Opposing teams ran 48 times with the pair of them in the game, gaining just 103 yards. That’s 2.1 yards per carry, which compares well with the numbers above. However, context is important here.

First of all, that includes seven kneel-downs for the loss of eight yards. Excluding those plays from the numbers gives us 41 carries, 111 yards and a 2.7 yards per carry average. The reason I’ve given you both is that it’s not clear from Cimini’s statistic above whether kneel-downs are excluded from the data. I believe they are, because the NFL’s official site lists the Jets average per carry as 3.35 which would account for a slight drop due to kneel-downs. For the record, there were four other kneel-downs with Harrison but not Ellis on the field.

The next thing to consider is the situation. Many of these plays were short yardage plays, some of which were at the goal line. This can artificially bring down a yards per carry average because a short gain is still a successful play. Having said that, the Jets only surrendered two touchdowns with Ellis and Harrison both in the game and their goal line defense was very efficient all year. They also had some other big third or fourth and short stops with them both in there.

The other situation in which they were employed together was mainly when the other team was ahead and the Jets were expecting them to run the ball to keep the clock moving. Again, that perhaps reduces the degree of difficulty for stopping the run. However, there were two breakdowns in the Tennessee and Carolina games in this situation, leading to game clinching 20 and 18 yard runs, without which the averages per carry would have been much lower.
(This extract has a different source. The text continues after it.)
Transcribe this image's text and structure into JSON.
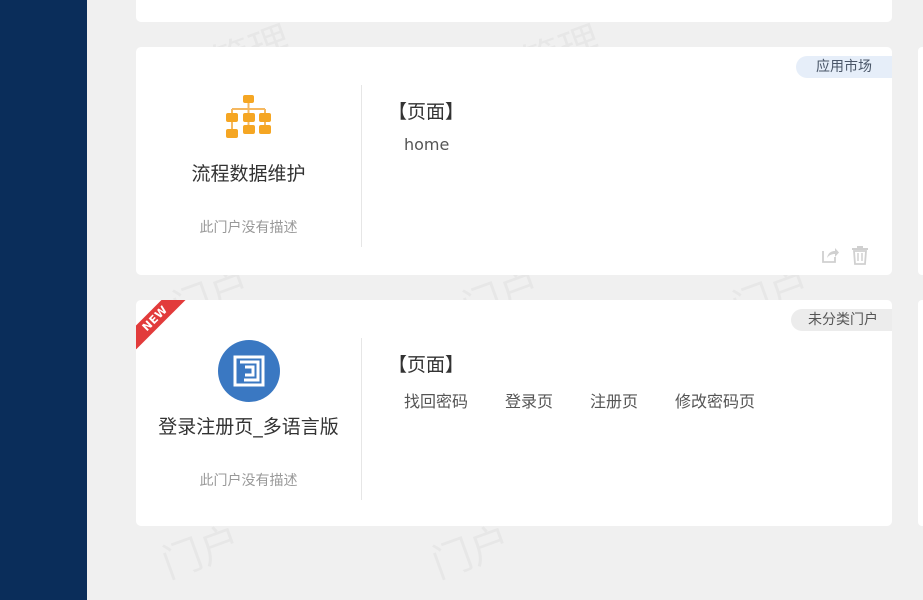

On the basis of these numbers, it seems like a package with both of them inside could be effective on first and second down, although they might need to look back at those two breakdowns to clear one or two things up. One concern with this lineup might be that a team could opt to attack it through the air and maybe even go into a no-huddle and spread the defense out. Harrison and Ellis have both impressed me with their ability to drive a pass-protector back, but I think a package with both of them in there would be less disruptive in terms of getting into the backfield.

One further concern, although this may just be a statistical anomaly, is that the Jets were 0-7 when the pair of them were in the game for more than one running play. They were 3-1 in four games where they just had one goal line play together each and 5-0 where they did not play together against the run. As noted, some of this work came in situations where they were losing. However, that doesn’t completely explain it. 24 of the 41 carries with them both in were in the fourth quarter, only half of which were inside the last three minutes.

What can we learn from 2007?

As noted in earlier columns, I’ve recently been charting games from the 2007 season and some of the things I observed have unexpectedly provided some different perspectives on issues relevant to the current team. That’s also the case for the nose tackle position, where we can make an interesting contrast between the two teams.

The first thing to note is that Eric Mangini’s team (with Sutton as defensive coordinator) would employ a base defense far more often that the current Jets team does. Starter DeWayne Robertson actually played in subpackages too, but his backup, Po’uha, was solely employed in base. This meant he was lined up over the center over 90% of the time and mostly two-gapping. By contrast, Ellis and Harrison each played less than 25% of their snaps as a pure nose tackle. There would also have been some 4-3 reps at defensive tackle where they lined up over the center as a 3-4 nose tackle would, but at the same time there were plenty of times where they’d line up in the A or B gap. If they were in the game together, then obviously this would necessitate one or both of them to not be opposite the center.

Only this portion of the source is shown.